3. Autograd

PyTorch’s autograd capability provides a way to compute partial differentiation, which is core to backpropagation. Whenver a tensor requires tracking of the results of differentiation, the gradient, you specify so using requires_grad on the tensor.

Let’s take the simple equations below.

\(x = \begin{bmatrix}1 & 1 \\ 1 & 1\end{bmatrix}\)
\(y_i = x + 2\)
\(z_i = 3y_i^2 = 3(x_i + 2)^2\)
\(o = \frac{1}{4} \sum_i z_i\)

[1]:

import torch

x = torch.ones(2, 2, requires_grad=True)
y = x + 2
z = y * y * 3
o = z.mean()

[2]:

[2]:

tensor([[1., 1.],
        [1., 1.]], requires_grad=True)

[3]:

[3]:

tensor([[3., 3.],
        [3., 3.]], grad_fn=<AddBackward0>)

[4]:

[4]:

tensor([[27., 27.],
        [27., 27.]], grad_fn=<MulBackward0>)

[5]:

[5]:

tensor(27., grad_fn=<MeanBackward0>)

Note that the partial derivative of \(o\) with respect to \(x_i\) is analytically solved as below.

\(\frac{\partial o}{\partial x_i} = \frac{3}{2} (x_i + 2)\)

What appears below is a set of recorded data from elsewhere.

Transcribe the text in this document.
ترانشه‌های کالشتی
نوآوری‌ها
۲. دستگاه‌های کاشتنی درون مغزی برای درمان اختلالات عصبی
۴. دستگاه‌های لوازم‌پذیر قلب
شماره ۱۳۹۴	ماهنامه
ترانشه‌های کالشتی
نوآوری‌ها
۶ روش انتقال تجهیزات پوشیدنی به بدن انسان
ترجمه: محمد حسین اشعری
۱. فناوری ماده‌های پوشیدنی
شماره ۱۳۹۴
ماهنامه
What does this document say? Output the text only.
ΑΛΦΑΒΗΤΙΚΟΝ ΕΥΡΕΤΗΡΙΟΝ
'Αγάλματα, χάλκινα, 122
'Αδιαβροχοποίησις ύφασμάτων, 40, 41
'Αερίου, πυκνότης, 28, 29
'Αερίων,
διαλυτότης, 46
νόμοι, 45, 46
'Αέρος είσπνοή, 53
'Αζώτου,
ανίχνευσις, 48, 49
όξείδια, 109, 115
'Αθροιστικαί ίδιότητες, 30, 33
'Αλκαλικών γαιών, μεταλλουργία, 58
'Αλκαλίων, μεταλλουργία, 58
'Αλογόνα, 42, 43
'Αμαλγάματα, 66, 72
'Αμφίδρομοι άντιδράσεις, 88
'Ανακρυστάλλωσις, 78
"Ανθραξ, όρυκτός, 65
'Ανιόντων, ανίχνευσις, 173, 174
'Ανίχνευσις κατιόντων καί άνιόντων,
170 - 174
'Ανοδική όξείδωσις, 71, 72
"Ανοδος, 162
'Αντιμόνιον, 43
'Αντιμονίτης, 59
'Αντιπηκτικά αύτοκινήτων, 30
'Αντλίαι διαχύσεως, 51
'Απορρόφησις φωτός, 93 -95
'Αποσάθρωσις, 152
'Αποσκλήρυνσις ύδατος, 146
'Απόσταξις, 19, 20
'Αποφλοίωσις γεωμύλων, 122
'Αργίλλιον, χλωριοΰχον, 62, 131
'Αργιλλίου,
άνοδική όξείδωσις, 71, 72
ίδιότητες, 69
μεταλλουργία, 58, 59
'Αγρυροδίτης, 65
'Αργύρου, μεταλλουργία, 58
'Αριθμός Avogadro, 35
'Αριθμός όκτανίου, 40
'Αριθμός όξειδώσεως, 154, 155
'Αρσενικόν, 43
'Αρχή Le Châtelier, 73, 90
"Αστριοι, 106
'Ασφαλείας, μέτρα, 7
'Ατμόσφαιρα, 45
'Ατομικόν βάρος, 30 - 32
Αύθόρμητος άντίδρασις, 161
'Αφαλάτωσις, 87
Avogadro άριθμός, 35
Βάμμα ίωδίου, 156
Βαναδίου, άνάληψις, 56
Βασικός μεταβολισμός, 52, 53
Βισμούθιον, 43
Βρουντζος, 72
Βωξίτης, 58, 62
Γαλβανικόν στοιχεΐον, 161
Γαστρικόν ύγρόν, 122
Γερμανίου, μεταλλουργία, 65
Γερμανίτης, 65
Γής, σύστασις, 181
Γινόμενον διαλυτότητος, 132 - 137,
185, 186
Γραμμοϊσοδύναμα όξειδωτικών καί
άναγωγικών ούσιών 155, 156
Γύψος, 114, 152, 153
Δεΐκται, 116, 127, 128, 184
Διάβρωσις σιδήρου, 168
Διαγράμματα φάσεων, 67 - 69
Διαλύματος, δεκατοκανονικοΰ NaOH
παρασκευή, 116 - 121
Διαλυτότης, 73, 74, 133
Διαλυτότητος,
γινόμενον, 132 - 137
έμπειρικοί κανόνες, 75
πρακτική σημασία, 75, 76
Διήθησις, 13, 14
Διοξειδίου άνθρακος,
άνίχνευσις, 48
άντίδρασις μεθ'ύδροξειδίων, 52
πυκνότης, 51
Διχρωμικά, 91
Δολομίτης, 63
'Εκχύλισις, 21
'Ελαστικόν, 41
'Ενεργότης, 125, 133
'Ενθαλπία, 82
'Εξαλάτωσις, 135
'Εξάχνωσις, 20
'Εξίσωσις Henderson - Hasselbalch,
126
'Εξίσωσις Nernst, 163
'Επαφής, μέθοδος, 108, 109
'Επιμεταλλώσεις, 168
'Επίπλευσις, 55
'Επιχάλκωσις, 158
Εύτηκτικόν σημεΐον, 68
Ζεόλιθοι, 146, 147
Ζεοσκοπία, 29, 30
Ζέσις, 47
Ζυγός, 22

This partial derivative evaluated at \(x_i=1\) becomes 4.5.

\(\frac{\partial o}{\partial x_i} |_{x_i=1} = \frac{3}{2}(1 + 2) = \frac{3}{2}(3) = \frac{9}{2} = 4.5\)

[6]:

o.backward()

[7]:

x.grad

[7]:

tensor([[4.5000, 4.5000],
        [4.5000, 4.5000]])